I had a momentary spark of wondering just what the AIs made of all my obsessions and useless dreams. They’ve never said, merely done what they could, with the netvid, negotiating with other people’s AIs, with... Brief memory of Rua Mater, always logged on, always sunk in dreams of her own. They could’ve... done something there. I wonder why not. I...

Gretel turned and looked down at me, smiled, turned again and sank down gracefully beside me. You know she must be able to see you’ve got a nice little erection bulging down there in the front of your pants. Does she expect me to... do something? Or should I just wait and see?

Silence in my head.

Wait and see, of course.

She said, “What’s it like out there?”

Out there? Gretel Blondinkruis gesturing at the sky.

I fumbled for words, wanting to tell her how it
felt
, but nothing would come. What then? Tell her lies? Make something up? Recount whatever I could remember from all the viddies I’d seen, all those old movies and books and... I said, “It’s different.”

Silence. Then a sigh, almost like the women sighing in my dreams. “
Different
.”

I felt my heart go bump in my chest, suddenly understanding what I’d heard in her voice. This is, I told myself, an open door. Rouse yourself. Walk on through. I actually had my mouth open, formulating lies, getting my story ready. But there was something else in there as well, something reluctant, holding me back. A little voice, so far away and weak: If you buy her with the coin of your dreams, then she’s
bought
. Just that and nothing more. And you
know
how that feels.

Sure do.

Why the hell does it matter?

Then it was too late. Gretel Blondinkruis got to her feet, dusting off her shapely backside, looking down at me, smiling. She said, “I’d like to get away from Green Heaven someday. Get out there and... see what there is to see.”

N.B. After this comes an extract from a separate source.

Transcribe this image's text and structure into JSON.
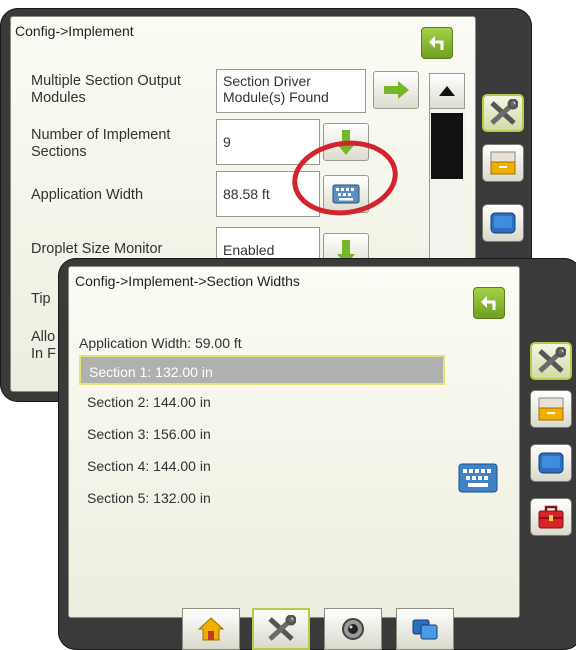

An invitation. For God’s sake, make up your mind asshole. Say something. Tell her who and what you are. Tell her about
Random Walk
. Tell her... tell her you’ll take her to the stars! She’ll make a deal with you. You know she will.

Wasn’t that one of your oldest dreams, recurring in endless variation? The dream in which you had a little ship, sometimes a sailboat with which to cruise the South Seas. Sometimes a systemic yacht, cruising the moons of Saturn, the Piazzi, the Kuiper, the Oort, the...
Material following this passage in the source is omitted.